Bush yönetiminin ilk icraatı
Bağdata emperyalist saldırı
Ocak 91de Irak, emperyalist ülkeler ve bir kısım uşakları tarafından Kuveyti kurtarmak adı altında tahrip edildi. Yüzbinlerce Iraklı hayatını kaybetti. Bu pervasız saldırı CNN televizyonu aracılığıyla naklen yayınlanarak dünyaya izlettirildi.

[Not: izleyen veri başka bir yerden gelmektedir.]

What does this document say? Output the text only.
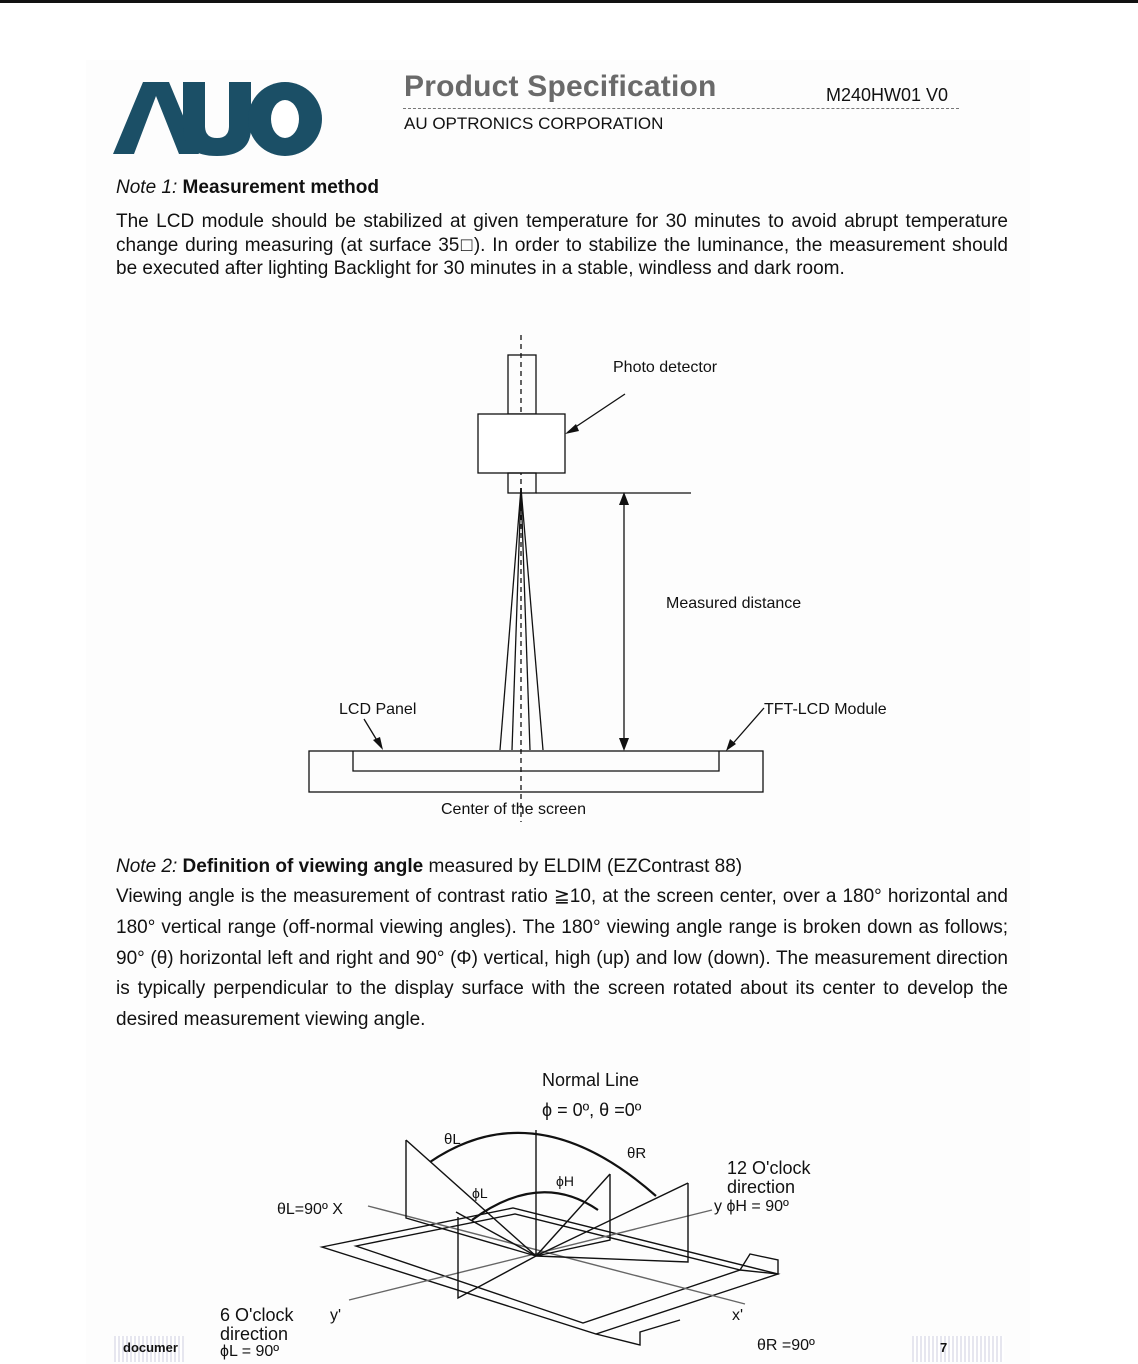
Product Specification	M240HW01 V0
AU OPTRONICS CORPORATION
Note 1: Measurement method
The LCD module should be stabilized at given temperature for 30 minutes to avoid abrupt temperature change during measuring (at surface 35□). In order to stabilize the luminance, the measurement should be executed after lighting Backlight for 30 minutes in a stable, windless and dark room.
Photo detector
Measured distance
LCD Panel	TFT-LCD Module
Center of the screen
Note 2: Definition of viewing angle measured by ELDIM (EZContrast 88)
Viewing angle is the measurement of contrast ratio ≧10, at the screen center, over a 180° horizontal and 180° vertical range (off-normal viewing angles). The 180° viewing angle range is broken down as follows; 90° (θ) horizontal left and right and 90° (Φ) vertical, high (up) and low (down). The measurement direction is typically perpendicular to the display surface with the screen rotated about its center to develop the desired measurement viewing angle.
Normal Line
ϕ = 0º, θ =0º
θL
θR
ϕH
ϕL
12 O'clock
direction
y ϕH = 90º
θL=90º X
6 O'clock
direction
ϕL = 90º
y'	x'
θR =90º
documer	7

Bu saldırıdan sonra emperyalistler Irakta uçuşa yasak bölgeler oluşturdular. 36. paralelin kuzeyinde Kürtleri korumak, 33. paralelin güneyinde Şiileri korumak gerekçesiyle bu bölgelerde Irak uçaklarının uçması yasaklandı. ABD ve İngiliz uçakları ise rutin bir şekilde Irakı bombalamaya devam etti. Kuzeyi bombalayan uçaklar Adana İncirlik Üssünden kalkıyordu. Bu saldırılara ek olarak Iraka ekonomik ambargo uygulandı. Bu ambargodan dolayı yüzbinlerce Iraklı çocuk besin ve ilaç yetersizliğinden öldü.
Çatırdayan emperyalist ittifak
91de uyumlu olan emperyalist ittifak 98deki Çöl tilkisi saldırısında çatırdadı. Ve ABD ezeli kuyrukçusu İngiltere dışında destek bulamadı. Geçtiğimiz Cuma günü Iraka yapılan haydut saldırı ise artık açıkça ifade edilen tepkilerle karşılandı. Çin ve Rusyanın tepkisinin yanısıra en sert tepki Fransadan geldi. 98de uçuşa yasak bölge uygulamasından çekilen Fransa, Iraka uygulanan ekonomik ambargonun kalkmasını talep etti. Fransız Dışişleri bakanı saldırının hukuki dayanağı olmadığını belirtti ve uzun zamandır bu tür bombardımanın meşru temeli olmadığına inanıyoruz açıklamasını yaptı. Kanada, İsrail ve Polonya dışında saldırıyı destekleyen ülke çıkmadı.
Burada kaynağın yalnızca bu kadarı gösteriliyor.